Dirty Septic Tank Stories. From Toilet to Tap??
Warning: This post contains helpful tips for your home's plumbing welfare, but also some dirty raw facts of life.
Ready to continue? Your home is hooked up to one of two sewer systems. If your home is "on septic" it's still a sewer system. Homes built with septic tanks and fill lines are Onsite Sewer Management Systems that treat a home's sewer drainage right in your own backyard. The other way of magically making the
contents of your toilet bowl to disappear is to be connected to a City Sewer Service Line that chutes your poop miles and miles under the streets of downtown and winds up at a treatment facility. Your toilet water can be turned into tap water here! But that's another story for another day ;)

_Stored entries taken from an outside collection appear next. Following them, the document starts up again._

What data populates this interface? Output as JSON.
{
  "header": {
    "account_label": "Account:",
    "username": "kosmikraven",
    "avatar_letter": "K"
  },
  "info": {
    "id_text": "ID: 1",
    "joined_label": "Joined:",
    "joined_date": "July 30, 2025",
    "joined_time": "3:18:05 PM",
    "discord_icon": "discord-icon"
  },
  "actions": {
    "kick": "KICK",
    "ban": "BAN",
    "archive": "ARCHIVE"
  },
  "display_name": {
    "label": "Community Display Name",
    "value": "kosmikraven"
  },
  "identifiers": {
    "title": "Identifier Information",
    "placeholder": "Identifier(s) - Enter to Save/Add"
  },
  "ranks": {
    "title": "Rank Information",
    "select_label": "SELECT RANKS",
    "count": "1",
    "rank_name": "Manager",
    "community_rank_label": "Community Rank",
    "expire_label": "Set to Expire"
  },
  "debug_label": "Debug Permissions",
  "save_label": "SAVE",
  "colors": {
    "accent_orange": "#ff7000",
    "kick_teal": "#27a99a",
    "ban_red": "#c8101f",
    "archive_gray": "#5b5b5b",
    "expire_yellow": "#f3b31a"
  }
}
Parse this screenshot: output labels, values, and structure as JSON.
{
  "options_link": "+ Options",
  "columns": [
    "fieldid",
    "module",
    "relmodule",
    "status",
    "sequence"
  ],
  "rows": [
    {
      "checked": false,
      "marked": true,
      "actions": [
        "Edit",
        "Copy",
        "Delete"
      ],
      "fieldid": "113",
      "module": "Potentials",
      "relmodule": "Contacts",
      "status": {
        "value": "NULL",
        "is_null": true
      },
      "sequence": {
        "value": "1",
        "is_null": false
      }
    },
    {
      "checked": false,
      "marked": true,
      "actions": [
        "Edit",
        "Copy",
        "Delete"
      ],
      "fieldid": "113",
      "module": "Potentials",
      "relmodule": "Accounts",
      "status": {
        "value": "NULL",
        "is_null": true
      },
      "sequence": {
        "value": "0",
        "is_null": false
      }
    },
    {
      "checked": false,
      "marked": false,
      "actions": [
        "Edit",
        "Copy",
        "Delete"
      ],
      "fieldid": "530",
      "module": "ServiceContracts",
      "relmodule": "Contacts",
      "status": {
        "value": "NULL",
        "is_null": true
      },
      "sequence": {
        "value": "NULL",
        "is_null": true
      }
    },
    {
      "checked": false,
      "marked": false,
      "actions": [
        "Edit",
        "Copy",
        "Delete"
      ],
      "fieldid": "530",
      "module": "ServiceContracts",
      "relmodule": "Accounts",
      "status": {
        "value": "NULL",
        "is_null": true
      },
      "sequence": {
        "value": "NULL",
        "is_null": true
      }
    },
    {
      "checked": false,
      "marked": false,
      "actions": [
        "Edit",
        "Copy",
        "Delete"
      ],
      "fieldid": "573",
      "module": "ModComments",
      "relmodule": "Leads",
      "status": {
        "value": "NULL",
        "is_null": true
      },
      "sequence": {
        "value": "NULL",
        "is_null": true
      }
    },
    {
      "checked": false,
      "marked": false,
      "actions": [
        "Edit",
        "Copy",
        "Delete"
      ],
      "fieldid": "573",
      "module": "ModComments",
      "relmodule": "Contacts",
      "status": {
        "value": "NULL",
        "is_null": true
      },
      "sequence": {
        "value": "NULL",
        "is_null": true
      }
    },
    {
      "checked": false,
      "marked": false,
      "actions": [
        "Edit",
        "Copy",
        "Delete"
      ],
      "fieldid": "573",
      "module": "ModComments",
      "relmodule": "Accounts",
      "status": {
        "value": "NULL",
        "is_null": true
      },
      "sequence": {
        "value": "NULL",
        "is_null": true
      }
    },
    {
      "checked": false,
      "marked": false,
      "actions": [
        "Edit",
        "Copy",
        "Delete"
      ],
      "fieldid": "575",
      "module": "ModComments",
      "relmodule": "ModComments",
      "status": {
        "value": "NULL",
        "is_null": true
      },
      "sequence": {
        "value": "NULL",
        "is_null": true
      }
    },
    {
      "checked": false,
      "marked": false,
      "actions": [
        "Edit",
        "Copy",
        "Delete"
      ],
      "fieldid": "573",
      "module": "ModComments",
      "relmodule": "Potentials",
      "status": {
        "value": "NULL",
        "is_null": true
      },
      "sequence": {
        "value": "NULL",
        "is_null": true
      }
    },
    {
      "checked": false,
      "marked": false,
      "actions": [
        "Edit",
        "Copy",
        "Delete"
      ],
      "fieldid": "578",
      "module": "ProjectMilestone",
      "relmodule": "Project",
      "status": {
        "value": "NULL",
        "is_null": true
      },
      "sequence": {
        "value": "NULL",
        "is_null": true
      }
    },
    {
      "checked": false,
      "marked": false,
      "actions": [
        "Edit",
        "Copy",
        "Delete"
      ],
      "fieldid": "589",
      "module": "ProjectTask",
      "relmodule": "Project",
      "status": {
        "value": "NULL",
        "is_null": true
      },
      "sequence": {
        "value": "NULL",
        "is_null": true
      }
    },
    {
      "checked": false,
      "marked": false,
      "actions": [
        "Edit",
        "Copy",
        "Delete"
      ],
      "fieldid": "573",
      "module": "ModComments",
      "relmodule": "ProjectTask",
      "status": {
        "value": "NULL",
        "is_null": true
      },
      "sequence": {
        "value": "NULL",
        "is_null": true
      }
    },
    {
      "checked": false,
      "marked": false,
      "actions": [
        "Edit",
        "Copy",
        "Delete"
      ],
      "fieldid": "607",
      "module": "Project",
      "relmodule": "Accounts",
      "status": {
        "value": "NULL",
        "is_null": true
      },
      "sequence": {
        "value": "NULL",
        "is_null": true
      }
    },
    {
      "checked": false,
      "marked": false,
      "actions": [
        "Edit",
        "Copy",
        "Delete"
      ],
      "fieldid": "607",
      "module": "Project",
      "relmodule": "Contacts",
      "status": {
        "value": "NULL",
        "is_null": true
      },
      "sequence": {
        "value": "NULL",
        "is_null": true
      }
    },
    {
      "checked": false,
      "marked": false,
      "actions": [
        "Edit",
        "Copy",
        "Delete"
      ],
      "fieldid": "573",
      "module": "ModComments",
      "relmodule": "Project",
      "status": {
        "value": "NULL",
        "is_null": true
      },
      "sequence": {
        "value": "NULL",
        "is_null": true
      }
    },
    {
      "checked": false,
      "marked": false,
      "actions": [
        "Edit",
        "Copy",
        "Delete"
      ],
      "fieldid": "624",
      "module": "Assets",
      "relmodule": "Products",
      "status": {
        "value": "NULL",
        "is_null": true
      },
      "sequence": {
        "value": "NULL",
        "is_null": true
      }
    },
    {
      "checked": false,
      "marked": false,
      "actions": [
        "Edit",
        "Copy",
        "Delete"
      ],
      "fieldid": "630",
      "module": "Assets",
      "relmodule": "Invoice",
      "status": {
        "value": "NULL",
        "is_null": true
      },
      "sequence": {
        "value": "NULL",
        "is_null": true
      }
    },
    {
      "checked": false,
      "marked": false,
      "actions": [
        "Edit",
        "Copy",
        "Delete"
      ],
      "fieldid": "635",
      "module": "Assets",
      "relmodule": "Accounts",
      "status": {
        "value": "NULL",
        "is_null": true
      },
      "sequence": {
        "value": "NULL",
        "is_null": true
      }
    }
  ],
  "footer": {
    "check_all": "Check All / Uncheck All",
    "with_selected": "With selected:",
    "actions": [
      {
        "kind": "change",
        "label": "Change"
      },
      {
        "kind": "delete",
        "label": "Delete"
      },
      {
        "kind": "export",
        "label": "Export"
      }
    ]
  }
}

My purpose today is to help you understand the stuff that happens on your end of the sewer line and why so many homeowners and residents find relief with sewer cleaning and septic tank pumping when their toilets back up. So if your on city sewer service the building sewer line can be damaged over time due to shifts caused by roots and the deterioration of the sewer line. In the fall and winter months trees focus on root growth. They can sense the nitrogen rich contents of the sewer line and can invade and even break PVC and cast iron sewer lines. Overtime the pipe material becomes brittle and can break with the force of a tree root contorting the line. Roots will also find joints in the pipe that are not perfectly sealed and grow in from there. Once roots get in they can grow 2 inches per month quickly causing a backup of the drain line.
So what now?! The use a plumbing service sewer cleaning can shear the roots out of the line and unclog the drain and regain proper flow of the sewer line. Sometimes this is a workable solution and only needed once or twice in 10 years. Other times the roots are more invasive and the best solution is to excavate the broken area and repair where the roots are getting in. The same process of cutting out roots applies for both city sewer and septic tank systems.
To conclude for today, wanna hear a dirty septic tank story that actually happened on one of our jobs?? We we're on a service call to pump a backed up septic tank for a large family. All the family were home that day and I guess curiosity got the best of them. They circled around the dirty tank we had just dug up to see the wonders inside. Grandma, grandpa, mom, dad, two teenagers, a little girl, and a little boy watched in anticipation as we carefully pulled the access cover off the tank. At this point we had never had such an audience for our work. As we all stood gazing at the bubbling dark water several long used condoms floated to the surface. Suddenly our audience became embarrassed realizing that the contents of that tank all came from them. The mom looked at the dad "we don't use condoms" and then both parents looked accusingly at the teenagers red faces who could only look at the ground at this point. "Maybe it was grandma!" the young man shrieked! Awkward! "We're just here to pump your pooh guys!" My co worker exclaimed. What Grandma does is her business!